La pénurie de l'eau a créé une crise majeure en Iran

La pénurie de l'eau a créé une crise majeure en Iran

Les rivières et les lacs se dessèchent les uns après les autres, les marécages aussi. La désertification gagne chaque jour du terrain.

Alors que les Iraniens regardent disparaître les sources d’eau, leurs puits se tarissent et leurs terres agricoles se transforment en poussière.

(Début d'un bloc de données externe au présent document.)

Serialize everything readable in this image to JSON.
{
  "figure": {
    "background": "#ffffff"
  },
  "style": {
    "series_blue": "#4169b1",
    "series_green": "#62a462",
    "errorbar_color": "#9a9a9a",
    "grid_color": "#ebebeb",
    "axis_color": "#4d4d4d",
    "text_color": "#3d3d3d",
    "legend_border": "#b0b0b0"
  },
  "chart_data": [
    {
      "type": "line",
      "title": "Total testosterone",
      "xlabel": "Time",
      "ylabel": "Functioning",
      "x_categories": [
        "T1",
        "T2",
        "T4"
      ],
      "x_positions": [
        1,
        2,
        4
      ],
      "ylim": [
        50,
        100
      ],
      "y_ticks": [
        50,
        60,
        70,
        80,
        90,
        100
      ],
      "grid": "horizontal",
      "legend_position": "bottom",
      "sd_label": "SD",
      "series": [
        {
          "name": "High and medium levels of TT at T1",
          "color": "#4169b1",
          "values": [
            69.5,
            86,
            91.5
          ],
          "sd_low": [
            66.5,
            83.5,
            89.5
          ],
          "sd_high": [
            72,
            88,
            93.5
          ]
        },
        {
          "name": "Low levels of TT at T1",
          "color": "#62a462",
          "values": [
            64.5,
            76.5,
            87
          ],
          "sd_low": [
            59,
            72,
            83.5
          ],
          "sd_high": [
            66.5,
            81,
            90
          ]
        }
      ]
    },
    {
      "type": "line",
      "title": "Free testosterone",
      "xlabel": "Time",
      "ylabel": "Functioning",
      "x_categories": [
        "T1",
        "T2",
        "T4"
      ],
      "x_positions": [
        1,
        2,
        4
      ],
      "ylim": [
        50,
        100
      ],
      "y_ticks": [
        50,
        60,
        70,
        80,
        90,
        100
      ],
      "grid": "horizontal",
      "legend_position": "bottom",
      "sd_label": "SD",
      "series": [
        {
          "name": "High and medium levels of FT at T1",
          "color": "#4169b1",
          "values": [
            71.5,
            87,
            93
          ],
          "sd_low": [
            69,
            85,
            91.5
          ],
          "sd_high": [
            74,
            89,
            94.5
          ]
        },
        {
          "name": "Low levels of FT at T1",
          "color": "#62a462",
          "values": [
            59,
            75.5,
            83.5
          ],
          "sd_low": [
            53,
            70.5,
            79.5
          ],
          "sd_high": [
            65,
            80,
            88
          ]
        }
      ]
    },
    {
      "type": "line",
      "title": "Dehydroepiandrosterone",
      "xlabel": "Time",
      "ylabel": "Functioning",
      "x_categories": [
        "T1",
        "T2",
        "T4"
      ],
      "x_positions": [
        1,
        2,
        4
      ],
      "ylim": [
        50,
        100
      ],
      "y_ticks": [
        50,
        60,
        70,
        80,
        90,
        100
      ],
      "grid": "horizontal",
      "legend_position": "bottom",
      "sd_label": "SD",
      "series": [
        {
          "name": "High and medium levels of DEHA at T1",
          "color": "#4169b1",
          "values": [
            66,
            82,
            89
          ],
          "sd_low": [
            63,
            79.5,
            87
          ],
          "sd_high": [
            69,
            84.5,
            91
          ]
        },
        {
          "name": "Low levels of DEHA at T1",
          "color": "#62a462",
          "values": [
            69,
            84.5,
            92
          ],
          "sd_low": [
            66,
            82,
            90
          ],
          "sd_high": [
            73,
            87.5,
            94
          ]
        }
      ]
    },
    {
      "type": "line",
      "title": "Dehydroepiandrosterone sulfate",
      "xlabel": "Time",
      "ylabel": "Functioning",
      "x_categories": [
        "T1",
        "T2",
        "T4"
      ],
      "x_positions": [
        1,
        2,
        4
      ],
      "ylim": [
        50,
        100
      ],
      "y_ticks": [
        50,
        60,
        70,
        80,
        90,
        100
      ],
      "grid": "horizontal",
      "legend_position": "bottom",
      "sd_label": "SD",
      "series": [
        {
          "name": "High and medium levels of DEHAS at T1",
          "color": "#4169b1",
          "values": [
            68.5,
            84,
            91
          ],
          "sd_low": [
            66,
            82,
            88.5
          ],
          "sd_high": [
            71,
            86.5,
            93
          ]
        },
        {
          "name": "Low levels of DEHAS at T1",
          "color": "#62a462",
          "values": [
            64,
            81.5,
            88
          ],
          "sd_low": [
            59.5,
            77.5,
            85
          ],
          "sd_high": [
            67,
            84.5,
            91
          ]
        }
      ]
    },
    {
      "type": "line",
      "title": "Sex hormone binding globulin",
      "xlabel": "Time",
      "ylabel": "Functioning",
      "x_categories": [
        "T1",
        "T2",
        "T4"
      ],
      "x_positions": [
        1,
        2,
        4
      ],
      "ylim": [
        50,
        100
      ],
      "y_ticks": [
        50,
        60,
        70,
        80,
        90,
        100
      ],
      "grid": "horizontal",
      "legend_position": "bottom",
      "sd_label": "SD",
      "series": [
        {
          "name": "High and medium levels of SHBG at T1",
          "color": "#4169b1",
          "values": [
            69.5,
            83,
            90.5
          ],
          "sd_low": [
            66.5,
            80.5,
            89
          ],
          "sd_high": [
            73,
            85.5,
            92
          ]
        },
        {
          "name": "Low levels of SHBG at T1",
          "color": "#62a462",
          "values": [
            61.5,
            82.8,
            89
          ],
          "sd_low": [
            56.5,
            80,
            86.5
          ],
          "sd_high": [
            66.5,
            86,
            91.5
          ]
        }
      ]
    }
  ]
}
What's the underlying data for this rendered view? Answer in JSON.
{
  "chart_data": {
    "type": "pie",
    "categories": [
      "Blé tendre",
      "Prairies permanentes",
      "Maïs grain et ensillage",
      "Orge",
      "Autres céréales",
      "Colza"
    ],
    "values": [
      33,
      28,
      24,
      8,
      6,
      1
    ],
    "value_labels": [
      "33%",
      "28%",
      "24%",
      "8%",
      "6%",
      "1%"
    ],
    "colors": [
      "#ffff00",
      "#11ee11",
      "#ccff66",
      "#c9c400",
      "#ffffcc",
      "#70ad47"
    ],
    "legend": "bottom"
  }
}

On estime que la moitié de l'Iran est devenue un désert. Un fonctionnaire du régime en charge du Plan de 20 ans pour la gestion des déserts, Mohammad Darvish, a déclaré à l'agence de presse ILNA : « Le processus de désertification s’opère très rapidement dans le pays et c’est inquiétant.

La perte de fertilité des sols, la baisse de la production, le nombre croissant de villages abandonnés, la perte des eaux souterraines, l'affaissement de la terre et l'augmentation de la production de poussière sont des signes de désertification. Le manque de gestion des ressources hydriques et la déforestation augmentent le développement de la désertification. »

La destruction de la biodiversité est l'un des autres facteurs qui entravent la désertification. En outre, la diminution du niveau des ressources hydriques et le développement de la sécheresse sont devenus les préoccupations. Plus de 90% des réserves d'eau ont été perdues dans le pays, a rapporté Salamat News le 5 novembre 2016.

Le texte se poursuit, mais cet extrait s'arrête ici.